Other bits and pieces

Sunday, April 18, 2010

Marcus Aurelius Just Wanted His Pudding

Welcome to Morningwood retirement and assisted living. You'll love it here! There is so much to do and the food is great. We'll entertain you, exercise you, feed you, and look after all your needs. Live out your twilight years free of the mental anguish wrought by burdening your children. Your final years of existence will bother no one. Now eat your Jello and take your special pills so the orderlies can go out for a smoke.

Why do we do this to people?

I don't understand this pervasive assumption that old people just want a comfortable place that's out of the way so they can die. I get people that need medical assistance just to eat and breathe, but it is more often the Moirai of people that are fully capable of looking after themselves and pursuing whatever avocation suits their ancient fancy. Instead of enjoying what should be the most rewarding epoch of life, they get stuck in a hamster cage and given a wheel to keep them busy and diverted until they croak; a perdition of sorts aimed at dissolving their dignity as they are transformed from something sentient into something farmed.

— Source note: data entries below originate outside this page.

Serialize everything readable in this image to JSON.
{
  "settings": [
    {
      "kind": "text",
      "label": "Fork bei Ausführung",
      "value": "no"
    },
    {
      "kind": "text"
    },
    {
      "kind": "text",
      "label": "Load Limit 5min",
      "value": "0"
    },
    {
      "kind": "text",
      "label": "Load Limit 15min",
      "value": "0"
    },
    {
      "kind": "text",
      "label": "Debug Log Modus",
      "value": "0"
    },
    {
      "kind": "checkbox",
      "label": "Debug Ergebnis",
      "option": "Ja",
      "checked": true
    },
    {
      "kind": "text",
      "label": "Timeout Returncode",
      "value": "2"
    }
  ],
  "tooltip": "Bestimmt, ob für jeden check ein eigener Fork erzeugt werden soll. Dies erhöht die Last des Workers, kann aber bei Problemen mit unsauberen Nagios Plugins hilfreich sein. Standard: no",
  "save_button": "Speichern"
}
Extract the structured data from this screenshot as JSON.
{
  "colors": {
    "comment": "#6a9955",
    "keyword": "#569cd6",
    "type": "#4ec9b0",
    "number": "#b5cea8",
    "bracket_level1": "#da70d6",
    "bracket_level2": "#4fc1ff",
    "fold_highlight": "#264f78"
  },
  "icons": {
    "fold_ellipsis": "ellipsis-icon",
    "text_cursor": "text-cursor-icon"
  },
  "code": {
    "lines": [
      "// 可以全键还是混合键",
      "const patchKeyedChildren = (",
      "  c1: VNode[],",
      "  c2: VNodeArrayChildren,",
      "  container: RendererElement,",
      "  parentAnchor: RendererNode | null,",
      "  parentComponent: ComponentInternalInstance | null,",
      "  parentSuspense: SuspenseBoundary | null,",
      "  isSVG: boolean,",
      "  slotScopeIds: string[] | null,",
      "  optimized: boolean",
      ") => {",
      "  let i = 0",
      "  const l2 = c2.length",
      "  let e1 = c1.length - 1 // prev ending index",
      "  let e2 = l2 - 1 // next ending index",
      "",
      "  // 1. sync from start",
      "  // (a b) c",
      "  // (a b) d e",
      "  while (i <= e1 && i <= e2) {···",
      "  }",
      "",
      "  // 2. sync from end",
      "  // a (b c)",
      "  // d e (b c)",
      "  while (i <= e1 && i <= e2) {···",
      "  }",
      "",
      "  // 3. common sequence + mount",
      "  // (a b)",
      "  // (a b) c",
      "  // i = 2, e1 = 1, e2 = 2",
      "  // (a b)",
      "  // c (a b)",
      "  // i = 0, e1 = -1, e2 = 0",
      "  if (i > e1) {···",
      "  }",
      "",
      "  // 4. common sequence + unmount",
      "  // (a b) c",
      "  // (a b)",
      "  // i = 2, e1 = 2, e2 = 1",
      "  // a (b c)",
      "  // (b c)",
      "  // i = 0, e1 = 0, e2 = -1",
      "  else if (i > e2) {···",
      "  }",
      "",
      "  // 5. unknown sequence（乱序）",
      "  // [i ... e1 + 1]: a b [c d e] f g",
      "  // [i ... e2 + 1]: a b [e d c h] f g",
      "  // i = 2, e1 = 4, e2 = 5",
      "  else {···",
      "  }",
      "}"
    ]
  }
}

Bullocks to that! Are you kidding me!?

First and foremost: To the adult children of these poor souls, whose lives are what they are by the hands of those they wish to put in the back of the pantry—You ought to be ashamed of yourselves. You owe. Period. Those people suffered for 18-46 years (online game addiction dependent) to set you up to become the ultra success that you are. They wiped your butt, sacrificed their dreams, suffered through your refrigerator posted 3rd grade poems, and (by the strength of Krom) resisted many urges to eviscerate costumed characters at themed pizza places. Everything you are and everything you'll ever be or accomplish is owed to these people. How are you paying them back? You're putting them out of your misery. And, you know, the only reason they agree to do it; smile and pretend to be happy about it, is that they don't want to be a burden—once again, allowing your interests to supplant their own.

If my kids ever put me in a home while I still have the means to harm them, they better watch their backs. I will abscond, ford the river, kill an alligator with my false teeth, break into their homes with my walker, and crap in their cereal bowls. (That's pretty crass, but old dudes are like that, I think) The sunset of my life will be consumed by the desires (and sometimes the avarice) of my entertainment, travels, and adventures. If I require assistance, I will seek it. If I can't climb to the top of the Zugspitze, I'll spend a little more of that dwindling inheritance on a helicopter.

So, to my girls: Once we, your parents, have seen all we can see and are barren of money—and believe me, we will be out of money—we are coming to live with you. There will be nothing left to pass on. We will have long since sold the house to buy legal marijuana for the glaucoma I guarantee you I will have. The life insurance policy will have been cashed out so we could host numerous parties out of our beach condo. The rest we will spend on travel, booze, and Viagra.

We changed your diapers on the way in. You're changing ours on the way out.